Viewing Fish Schools from an Information Science Perspective
In this research, fish schools are modeled as distributed systems composed of many agents that act based on local information. Their collective behavior is analyzed using mathematical models and computer simulations. Although the target is fish, the core focus lies on fundamental structures of information science: information acquisition, decision-making, and action.
Fish schools exhibit coherent and organized motion despite the absence of centralized control. This property is shared with multi-agent systems, swarm control, and decentralized algorithms, allowing students to learn key concepts of information science through biological phenomena.
Problem Settings Close to Real Environments: Set Nets
In real fisheries, fish do not swim in open, unconstrained spaces. Instead, they move within environments surrounded by structures such as set nets. Multiple species often enter a set net simultaneously, and undesired fish must later be separated manually, which poses practical challenges.
Motivated by this background, this research addresses the problem of how fish with different characteristics form collective structures within constrained environments. By incorporating realistic environmental conditions into the model, abstract swarm behavior models are analyzed in settings closer to real-world problems.
What Information Do Fish Use to Move?
Each individual determines its direction of motion based on limited information, such as the distance and orientation of nearby fish and its relative position to the net. In this research, basic interactions—repulsion, alignment, and attraction—are explicitly described using mathematical expressions.

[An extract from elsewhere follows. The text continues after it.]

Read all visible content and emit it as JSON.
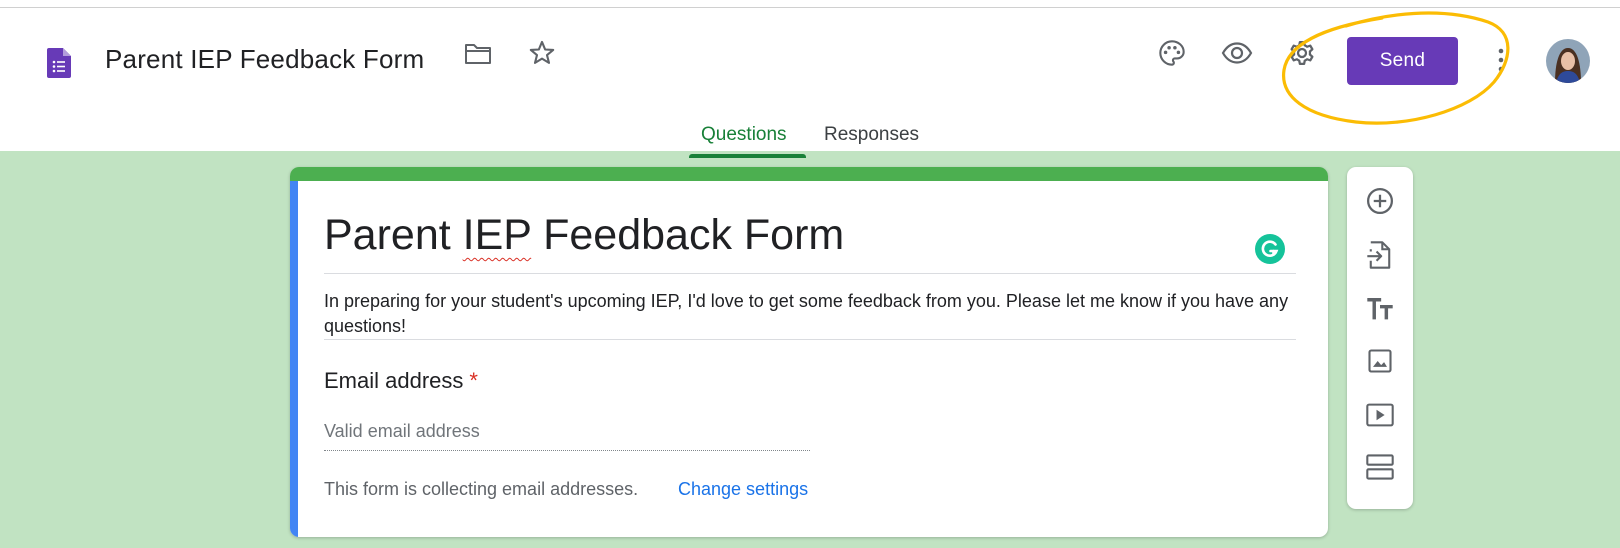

In addition, behaviors such as approaching or avoiding set nets are included in the model to represent interactions between individuals and their environment. This modeling approach clarifies which information is used for decision-making, sharing a common philosophy with control modeling and algorithm design.
What Happens When Different Individuals Mix?
In real fish schools, individuals do not necessarily share identical capabilities or characteristics. Differences in swimming speed or field of view can significantly affect the collective behavior of the group.
Through simulations, it has been observed that fish schools do not simply mix uniformly; instead, they may separate by type, or one group may be attracted to another, resulting in time-varying collective structures. A key focus of this research is how small differences at the individual level influence the behavior of the entire group.
Indirect Control through the Environment
While it is not possible to directly command fish, it is possible to influence their collective behavior by adjusting environmental conditions. Changes in the shape or placement of set nets, as well as external stimuli, can alter how fish gather and move.
In this research, such environmental factors are regarded as control inputs, and the possibility of guiding the collective behavior of fish schools toward desired outcomes is explored. This perspective connects to information science challenges such as swarm robotics and environment-mediated control, which address how to handle systems that cannot be directly controlled.
An Entry Point for Students
This research theme covers the entire process from mathematical modeling and algorithm design to simulation through programming, visualization, and analysis of results. No prior background in biology is required; students can engage with this topic using foundational knowledge in information science.
The workflow of abstracting real-world problems into models and understanding behavior through computation directly aligns with what students learn in information science programs. For those who enjoy writing code while thinking about the structure of complex systems, this is a research topic that offers a natural entry point.